In 2023 Amazon will deliver more packages (5.9 BILLION!) than UPS or FedEx

 · 2 min read
 · symphonie.ai

parcels

By the end of 2023, Amazon will deliver almost 6 billion parcels. About 2014 when Amazon started delivering some of its own packages, FedEX, UPS and industry analysts laughed at the possibility that Amazon would eclipse them. An actual quote from 2016 by former FedEx CEO Fred Smith:

"Concerns about industry disruption continue to be fueled by fantastical—and I chose this word carefully—articles and reports,” former FedEx CEO Fred Smith said on a conference call with analysts in 2016. “In all likelihood, the primary deliverers of e-commerce shipments for the foreseeable future will be UPS, the U.S. Postal Service and FedEx."

I bet they are not laughing anymore. In just 4-years, by 2020 Amazon eclipsed FedEx, and it took just another 3-years to eclipse UPS. Another two more years of 31% CAGR growth will make Amazon larger than FedEx and UPS combined. Remember that Amazon still uses UPS to deliver some of its own packages so in-sourcing that will remove substantial volume from UPS and add it to Amazon's side of the ledger.

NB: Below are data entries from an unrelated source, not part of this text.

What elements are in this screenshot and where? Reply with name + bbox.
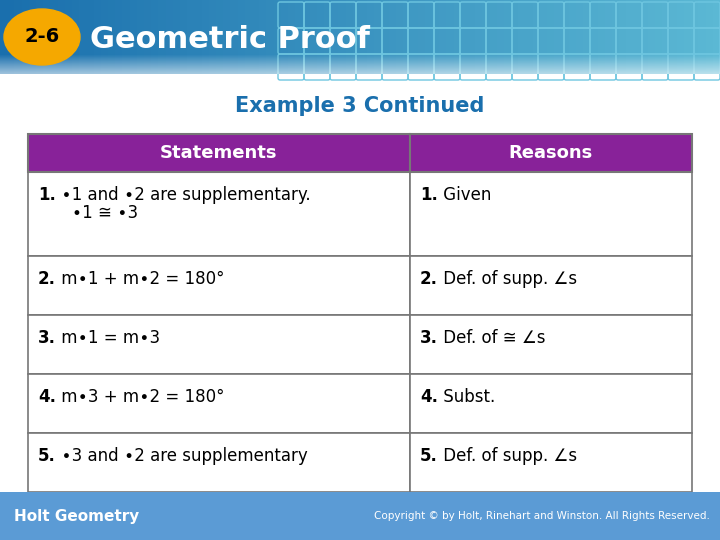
Bar <box>28 315 410 374</box>
Bar <box>0 54 720 55</box>
Text: Example 3 Continued: Example 3 Continued <box>235 96 485 116</box>
Text: Reasons: Reasons <box>509 144 593 162</box>
Text: 4.: 4. <box>420 388 438 406</box>
Text: 3.: 3. <box>420 329 438 347</box>
Bar <box>0 73 720 74</box>
Bar <box>0 56 720 57</box>
Bar <box>410 315 692 374</box>
Text: 5.: 5. <box>38 447 56 465</box>
Bar <box>0 68 720 69</box>
Text: Def. of supp. ∠s: Def. of supp. ∠s <box>438 270 577 288</box>
Text: 2-6: 2-6 <box>24 28 60 46</box>
Text: 4.: 4. <box>38 388 56 406</box>
Bar <box>28 374 410 433</box>
Bar <box>0 69 720 70</box>
Bar <box>410 256 692 315</box>
Bar <box>0 72 720 73</box>
Bar <box>0 58 720 59</box>
Bar <box>0 63 720 64</box>
Bar <box>410 433 692 492</box>
Text: 3.: 3. <box>38 329 56 347</box>
Bar <box>0 70 720 71</box>
Text: m∙1 + m∙2 = 180°: m∙1 + m∙2 = 180° <box>56 270 225 288</box>
Bar <box>0 61 720 62</box>
Bar <box>410 172 692 256</box>
Text: m∙3 + m∙2 = 180°: m∙3 + m∙2 = 180° <box>56 388 225 406</box>
Text: 2.: 2. <box>38 270 56 288</box>
Text: Copyright © by Holt, Rinehart and Winston. All Rights Reserved.: Copyright © by Holt, Rinehart and Winsto… <box>374 511 710 521</box>
Text: ∙3 and ∙2 are supplementary: ∙3 and ∙2 are supplementary <box>56 447 307 465</box>
Text: ∙1 ≅ ∙3: ∙1 ≅ ∙3 <box>56 204 138 222</box>
Text: ∙1 and ∙2 are supplementary.: ∙1 and ∙2 are supplementary. <box>56 186 310 204</box>
Bar <box>0 64 720 65</box>
Bar <box>410 374 692 433</box>
Text: Given: Given <box>438 186 491 204</box>
Bar <box>0 57 720 58</box>
Bar <box>0 71 720 72</box>
Bar <box>410 134 692 172</box>
Text: 2.: 2. <box>420 270 438 288</box>
Text: Subst.: Subst. <box>438 388 495 406</box>
Text: m∙1 = m∙3: m∙1 = m∙3 <box>56 329 160 347</box>
Bar <box>0 60 720 61</box>
Bar <box>0 65 720 66</box>
Text: Def. of supp. ∠s: Def. of supp. ∠s <box>438 447 577 465</box>
Bar <box>0 55 720 56</box>
Bar <box>28 256 410 315</box>
Bar <box>0 62 720 63</box>
Bar <box>28 172 410 256</box>
Bar <box>28 134 410 172</box>
Ellipse shape <box>4 9 80 65</box>
Text: 1.: 1. <box>420 186 438 204</box>
Bar <box>0 59 720 60</box>
Text: 1.: 1. <box>38 186 56 204</box>
Text: Def. of ≅ ∠s: Def. of ≅ ∠s <box>438 329 545 347</box>
Text: 5.: 5. <box>420 447 438 465</box>
Bar <box>0 67 720 68</box>
Bar <box>0 492 720 540</box>
Bar <box>28 433 410 492</box>
Bar <box>0 66 720 67</box>
Text: Geometric Proof: Geometric Proof <box>90 24 370 53</box>
Text: Holt Geometry: Holt Geometry <box>14 509 139 523</box>
Text: Statements: Statements <box>160 144 278 162</box>
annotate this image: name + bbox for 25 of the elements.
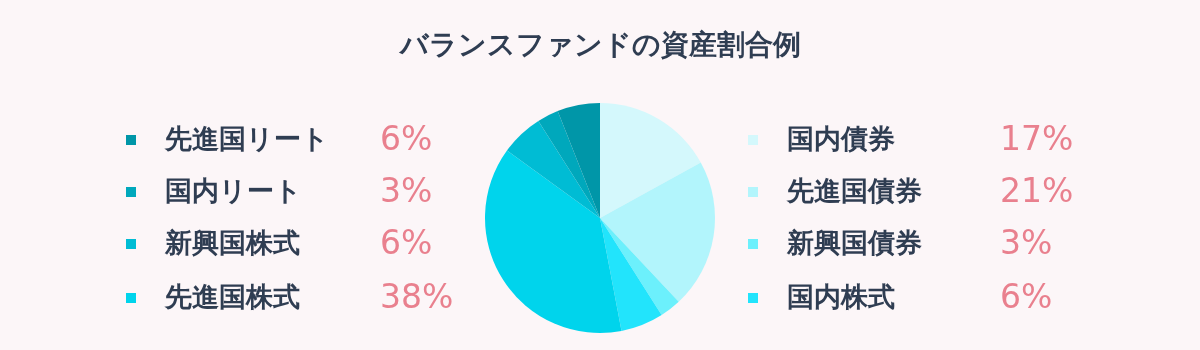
data-label: 3% [380,171,433,210]
pie-slice [538,111,600,218]
pie-slice [485,150,622,333]
legend-label: 国内株式 [787,281,895,312]
data-label: 6% [380,119,433,158]
pie-slice [506,120,600,218]
pie-slice [600,162,715,302]
pie-slice [600,103,701,218]
data-label: 21% [1000,171,1074,210]
legend-label: 新興国債券 [786,227,922,258]
legend-label: 先進国債券 [786,175,922,206]
data-label: 3% [1000,223,1053,262]
chart-title: バランスファンドの資産割合例 [397,28,801,61]
pie-slice [557,103,600,218]
data-label: 6% [380,223,433,262]
pie-slice [600,218,679,316]
legend-label: 国内債券 [787,123,895,154]
data-label: 17% [1000,119,1074,158]
data-label: 6% [1000,277,1053,316]
legend-label: 国内リート [165,175,302,206]
legend-label: 新興国株式 [164,227,300,258]
pie-slice [600,218,662,331]
data-label: 38% [380,277,454,316]
legend-label: 先進国株式 [164,281,300,312]
legend-label: 先進国リート [164,123,329,154]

Amazon's foray into delivery started after the disastrous snowstorm of 2013 caused many Amazon packages to arrive late for the crucial Christmas season. The story is lore within Amazon. Frustrated at its dependence on UPS, FedEx and the USPS to make it's customers happy during the absolutely most important day of the year, Amazon decided it would build its own delivery network and in-source the entire operation. In Amazon's unique culture, this made perfect sense because Customer Obsession is the very first Amazon Leadership Principle.

Many Wall Street analysts were appalled as this 2016 Reuter's article demonstrates:

"[Wall Street analysts] ...sharply questioned the company's plans to continue to make heavy investments in logistics, even at the expense of profits. They wondered why it was planning to buy more assets like trucks, and reportedly to lease jets, and worried it planned to spend the money to take on shippers like United Parcel Service Inc."

In typical Amazon fashion, concerns about share price and Wall Street opinions were ignored. What Amazon has accomplished in less than 10-years with parcel delivery is Amazon's culture at its absolute best. You have to admire what it can accomplish when it stays hyper focused on Customer Obsession and acting like its still Day 1.

We suspect that Amazon delivery (i.e., ATS) will become it's next big cash cow alongside AWS. Amazon is planning to double its same-day delivery facilities and - like all that spare compute and storage capacity that became AWS - all that space delivery capacity can be sold to other companies for the 90% of the year that Amazon doesn't need it for itself. Sound familiar? It should because Amazon is following the same playbook it followed with FBA (sell excess warehouse storage capacity) and AWS (sell excess compute and storage capacity).